In 1970 Marietta Blau died of cancer in Vienna, completely impoverished. Her illness has been linked to years of unprotected work with radioactive substances and to cigarette smoking. No obituary appeared in any scientific journal.

In 2004 a memorial plaque was unveiled at her former grammar school at Rahlgasse 2 and the City of Vienna named Marietta-Blau-Gasse in the 22nd district after her. In 2005 the University of Vienna named a hall in its main building after Marietta Blau.

Marietta Blau Scholarship

The Austrian Exchange Service Society (OeAD) supports research stays of doctoral students abroad with a Marietta Blau scholarship.

Individual evidence

  1. a b Ruth Lewin Sime: Marietta Blau in the history of cosmic rays . physicstoday Oct 2012 doi : 10.1063 / PT.3.1728
  2. Memorial plaque for the nuclear physicist Marietta Blau . In correspondence with the town hall dated November 8, 2004.
  3. ^ Marietta-Blau-Gasse in the Vienna History Wiki of the City of Vienna
  4. ^ Marietta Blau scholarship.

literature

  • B. Strohmaier:  Blue, Marietta . In: Austrian Biographical Lexicon 1815–1950 . 2nd revised edition (online only).
  • Robert Rosner and Brigitte Strohmaier (eds.): Marietta Blau.
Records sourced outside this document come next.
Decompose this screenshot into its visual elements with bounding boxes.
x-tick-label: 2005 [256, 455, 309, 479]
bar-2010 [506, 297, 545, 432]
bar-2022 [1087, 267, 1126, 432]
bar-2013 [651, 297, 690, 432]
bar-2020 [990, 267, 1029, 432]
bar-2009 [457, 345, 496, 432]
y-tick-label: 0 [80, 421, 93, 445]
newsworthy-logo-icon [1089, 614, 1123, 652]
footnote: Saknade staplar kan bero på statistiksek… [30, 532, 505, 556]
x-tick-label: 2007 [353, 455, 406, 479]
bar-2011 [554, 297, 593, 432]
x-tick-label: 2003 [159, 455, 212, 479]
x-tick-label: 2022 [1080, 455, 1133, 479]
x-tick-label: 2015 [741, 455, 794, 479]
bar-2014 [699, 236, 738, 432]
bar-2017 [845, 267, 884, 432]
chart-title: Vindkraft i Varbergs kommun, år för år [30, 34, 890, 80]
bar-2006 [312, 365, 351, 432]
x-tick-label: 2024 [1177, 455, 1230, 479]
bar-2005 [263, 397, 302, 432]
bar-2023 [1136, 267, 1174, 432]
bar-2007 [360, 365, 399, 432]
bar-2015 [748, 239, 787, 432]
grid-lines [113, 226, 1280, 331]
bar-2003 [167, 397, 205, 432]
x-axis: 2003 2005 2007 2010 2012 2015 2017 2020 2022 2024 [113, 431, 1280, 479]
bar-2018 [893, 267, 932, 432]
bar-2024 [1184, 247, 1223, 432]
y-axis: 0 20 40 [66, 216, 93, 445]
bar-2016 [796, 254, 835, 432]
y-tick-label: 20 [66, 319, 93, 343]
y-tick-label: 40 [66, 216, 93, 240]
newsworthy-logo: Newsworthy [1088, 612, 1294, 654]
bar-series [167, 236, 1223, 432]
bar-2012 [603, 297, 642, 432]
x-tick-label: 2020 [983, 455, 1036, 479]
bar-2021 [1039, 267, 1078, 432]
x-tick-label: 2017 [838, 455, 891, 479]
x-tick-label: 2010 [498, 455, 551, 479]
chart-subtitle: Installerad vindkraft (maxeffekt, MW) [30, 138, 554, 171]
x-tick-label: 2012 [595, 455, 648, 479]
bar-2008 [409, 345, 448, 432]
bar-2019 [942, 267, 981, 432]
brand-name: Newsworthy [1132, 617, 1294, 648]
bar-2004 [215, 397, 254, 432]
Stars of shattering. Biography of a pioneer of modern particle physics. Böhlau, Vienna 2003, ISBN 3-205-77088-9 , (series: Contributions to the history of science and science research; 3).
  • Brigitte Strohmaier and Robert Rosner: Marietta Blau. Stars of Disintegration. Biography of a Pioneer of Particle Physics Ariadne, Riverside, California 2006, ISBN 978-1-57241-147-0 .
  • Leopold Halpern: Mariette Blau (1894–1970). In: Women in Chemistry and Physics , Eds. Louise S. Grinstein, Rose K. Rose & Miriam H. Rafailovich, Westport CT, London 1993
  • Brigitte Bischof: Blue, Marietta. In: Brigitta Keintzel, Ilse Korotin (ed.): Scientists in and from Austria. Life - work - work. Böhlau, Vienna / Cologne / Weimar 2002, ISBN 3-205-99467-1 , pp. 66–69.